Rockwell Diamonds, Inc.
- Type: Public company
- Industry: Mining
- Headquarters: Vancouver, Canada
- Key people: Willem Jacobs CEO, Mark Bristow, Chairman
- Products: Rough high value diamonds
- Website: RockwellDiamonds.com

= Rockwell Diamonds =

Rockwell Diamonds was a mid-tier diamond mining and development company. The company had an interest in producing and exploration alluvial diamond properties in southern Africa. The stock of the company once traded on the South African, Canadian, and American exchanges, but is now in the process of liquidation.

== History ==
Rockwell Diamonds Inc was in news in 2009 when Switzerland based Pala Investments Holdings Limited made a takeover bid for the company which was resisted by the minority directors of the company. The bid did not succeed.

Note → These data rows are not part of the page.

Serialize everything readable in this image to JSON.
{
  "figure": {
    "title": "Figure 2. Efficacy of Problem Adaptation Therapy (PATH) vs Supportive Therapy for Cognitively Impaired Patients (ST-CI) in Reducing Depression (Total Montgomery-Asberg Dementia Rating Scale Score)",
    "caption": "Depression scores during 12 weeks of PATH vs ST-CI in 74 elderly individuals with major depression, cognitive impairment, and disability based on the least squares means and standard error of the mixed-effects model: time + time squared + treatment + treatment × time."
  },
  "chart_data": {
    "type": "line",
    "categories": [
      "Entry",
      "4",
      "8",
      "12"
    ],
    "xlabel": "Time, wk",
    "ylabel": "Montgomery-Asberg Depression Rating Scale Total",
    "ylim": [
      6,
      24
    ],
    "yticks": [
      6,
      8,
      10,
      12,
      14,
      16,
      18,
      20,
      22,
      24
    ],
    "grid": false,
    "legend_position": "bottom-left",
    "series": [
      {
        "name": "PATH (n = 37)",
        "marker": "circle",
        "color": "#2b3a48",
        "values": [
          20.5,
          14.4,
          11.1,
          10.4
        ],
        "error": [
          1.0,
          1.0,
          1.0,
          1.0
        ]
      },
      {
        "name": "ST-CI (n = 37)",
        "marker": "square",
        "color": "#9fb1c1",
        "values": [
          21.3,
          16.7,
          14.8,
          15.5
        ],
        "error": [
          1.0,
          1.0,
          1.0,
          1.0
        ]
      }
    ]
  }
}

In May 2010 the Financial Times reported that Rockwell Diamonds was again a takeover target.

In April 2013, the firm sold its Klipdam mine in South Africa to a private diamond miner for R23 million. Rockwell announced it would reinvest the money in the Niewejaarskraal mine and into the growth of the company's footprint in the Middle Orange River region.

In 2016, Rockwell sold its non-core assets to Nelesco Group, a South African private mining company, as part of the restructuring of the company after the resignation of its CEO. In 2017, liquidators were appointed for Rockwell's South African mines, and trading of its stock was halted. In September 2017, Rockwell was reported to be seeking buyers for its mines.

== Properties and projects ==
The company's mines are:
- Wouterspan Property
- Saxendrift & South Bank Middle Orange River Operations
- Niewejaarskraal & South Bank Middle Orange River Operations

All were producing mines, with no exploration risk or costs attached to them. Rockwell operates the Holpan mine north of Kimberley, and the Saxendift mine on the Middle Orange River ("MOR") southwest of Kimberley. The Wouterspan mine, also located on the MOR, is on care and maintenance. All of these operations are located in the Northern Cape Province of South Africa.